Mereka bertindak sebagai “polisi moral”, berhak menghukum orang yang tidak mentaati aturan.
Dalam Injil hari ini Yesus berdebat dan mengkritik kaum Farisi yang kaku menerapkan hukum Musa. Orang Farisi menyalahkan murid Yesus karena makan dengan tangan najis, yaitu tidak membasuh tangannya.
Yesus mengutip nubuat Yesaya untuk mereka, “Bangsa ini memuliakan Aku dengan bibirnya, padahal hatinya jauh dari pada-Ku. Percuma mereka beribadah kepada-Ku, sebab ajaran yang mereka ajarkan adalah perintah manusia. Perintah Allah kamu abaikan untuk berpegang pada adat istiadat manusia.”
Orang Farisi melupakan prinsip dasar dan juga melakukan praktik agama dengan motivasi yang salah yaitu hanya untuk dipamerkan kepada orang banyak supaya dipuji.
Mereka suka menduduki kursi Musa sebagai pemimpin, bukan untuk melayani, tetapi untuk menindas, menghukum dan menyalahkan orang lain.
Mereka ingin menerapkan hukum secara letterlijk dan zakelijk dan memaksakan kehendaknya.
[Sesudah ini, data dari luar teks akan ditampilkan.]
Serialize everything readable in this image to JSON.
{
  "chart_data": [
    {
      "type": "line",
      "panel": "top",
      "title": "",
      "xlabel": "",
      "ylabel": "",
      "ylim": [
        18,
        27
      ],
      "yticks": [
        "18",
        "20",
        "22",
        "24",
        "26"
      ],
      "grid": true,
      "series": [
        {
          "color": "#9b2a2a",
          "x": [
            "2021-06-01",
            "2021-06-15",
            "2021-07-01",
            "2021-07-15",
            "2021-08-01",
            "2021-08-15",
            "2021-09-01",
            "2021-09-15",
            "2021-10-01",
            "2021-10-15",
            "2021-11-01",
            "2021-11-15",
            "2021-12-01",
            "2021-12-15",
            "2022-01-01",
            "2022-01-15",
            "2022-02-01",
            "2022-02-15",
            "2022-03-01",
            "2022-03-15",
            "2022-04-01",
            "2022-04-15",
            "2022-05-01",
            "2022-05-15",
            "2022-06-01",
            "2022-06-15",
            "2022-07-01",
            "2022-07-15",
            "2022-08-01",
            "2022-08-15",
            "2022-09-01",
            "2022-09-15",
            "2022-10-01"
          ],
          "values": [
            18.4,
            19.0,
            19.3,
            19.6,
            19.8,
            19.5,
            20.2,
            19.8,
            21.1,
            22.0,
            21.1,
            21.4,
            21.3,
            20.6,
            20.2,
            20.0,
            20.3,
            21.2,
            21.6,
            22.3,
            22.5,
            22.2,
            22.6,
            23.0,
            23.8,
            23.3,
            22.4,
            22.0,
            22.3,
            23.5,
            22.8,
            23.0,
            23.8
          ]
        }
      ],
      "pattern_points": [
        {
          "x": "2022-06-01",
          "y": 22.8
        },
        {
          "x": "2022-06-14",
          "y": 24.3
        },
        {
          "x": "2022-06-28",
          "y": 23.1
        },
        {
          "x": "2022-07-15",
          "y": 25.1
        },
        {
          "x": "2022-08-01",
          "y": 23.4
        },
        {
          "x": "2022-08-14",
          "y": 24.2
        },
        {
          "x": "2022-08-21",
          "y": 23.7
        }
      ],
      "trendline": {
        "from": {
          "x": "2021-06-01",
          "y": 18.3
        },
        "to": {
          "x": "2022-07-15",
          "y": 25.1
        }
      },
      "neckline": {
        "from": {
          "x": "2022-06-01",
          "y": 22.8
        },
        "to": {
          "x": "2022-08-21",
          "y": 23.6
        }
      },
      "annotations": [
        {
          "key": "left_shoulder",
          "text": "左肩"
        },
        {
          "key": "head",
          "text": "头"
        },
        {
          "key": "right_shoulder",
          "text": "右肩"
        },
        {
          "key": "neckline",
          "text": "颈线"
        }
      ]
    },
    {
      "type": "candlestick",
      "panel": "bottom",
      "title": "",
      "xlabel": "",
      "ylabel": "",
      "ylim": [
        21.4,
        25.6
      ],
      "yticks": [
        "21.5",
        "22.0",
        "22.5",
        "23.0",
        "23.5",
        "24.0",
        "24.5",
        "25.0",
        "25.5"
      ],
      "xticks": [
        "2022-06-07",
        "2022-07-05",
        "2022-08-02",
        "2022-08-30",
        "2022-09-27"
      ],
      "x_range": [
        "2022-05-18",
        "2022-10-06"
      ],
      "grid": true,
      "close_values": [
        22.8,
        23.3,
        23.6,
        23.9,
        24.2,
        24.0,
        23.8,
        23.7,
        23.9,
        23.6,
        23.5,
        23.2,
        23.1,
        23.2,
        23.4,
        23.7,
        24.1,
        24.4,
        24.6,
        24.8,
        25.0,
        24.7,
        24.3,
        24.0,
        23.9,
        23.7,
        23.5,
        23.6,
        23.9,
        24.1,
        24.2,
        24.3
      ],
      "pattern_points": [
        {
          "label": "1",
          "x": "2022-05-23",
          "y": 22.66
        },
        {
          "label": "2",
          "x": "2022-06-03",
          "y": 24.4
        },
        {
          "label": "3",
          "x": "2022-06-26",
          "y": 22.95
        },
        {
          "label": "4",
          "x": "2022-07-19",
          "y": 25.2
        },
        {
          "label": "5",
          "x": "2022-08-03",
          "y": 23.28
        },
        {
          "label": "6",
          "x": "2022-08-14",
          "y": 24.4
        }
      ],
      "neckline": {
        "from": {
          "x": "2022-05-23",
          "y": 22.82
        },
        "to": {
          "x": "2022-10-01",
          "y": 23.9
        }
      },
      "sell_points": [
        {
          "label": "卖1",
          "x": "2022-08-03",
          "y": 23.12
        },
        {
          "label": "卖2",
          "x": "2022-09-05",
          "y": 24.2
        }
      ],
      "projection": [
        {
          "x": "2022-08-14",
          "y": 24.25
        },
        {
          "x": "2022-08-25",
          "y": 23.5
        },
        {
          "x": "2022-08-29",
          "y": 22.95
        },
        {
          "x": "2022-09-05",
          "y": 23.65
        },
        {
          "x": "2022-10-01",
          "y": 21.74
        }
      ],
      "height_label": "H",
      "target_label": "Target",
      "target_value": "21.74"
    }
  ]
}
Ini yang menjadi polemik antara Yesus dengan kaum Farisi.
Yesus lebih menekankan dasar hukum yakni belas kasih dan keadilan. Hukum yang tidak didasari oleh belaskasih dan keadilan hanya akan menindas dan membuat sengsara.
Yesus mengkritik pelaksanaan hukum yang tidak sesuai dengan realitasnya. Kaum Farisi hanya mengajarkan tetapi tidak melaksanakan.
Inilah kemunafikan yang dipertontonkan kaum Farisi.
Di sekitar kita masih ada orang-orang yang meniru gaya-gaya kaum Farisi. Suka menyebut-nyebut kafir dan mengadili orang lain bakal masuk neraka.
Merasa diri paling benar dan orang lain salah. Tetapi hidupnya sendiri sangat jauh dari apa yang diajarkan.
Mari kita memuliakan Tuhan tidak hanya dengan bibir, tetapi dengan hati yang diwujudkan dalam tindakan nyata.
Ke Pasar Klewer membeli kain.
Pulang beli dawet di Pasar Legi.
Jangan suka mengadili orang lain.
Belajarlah mengakui kekurangan sendiri.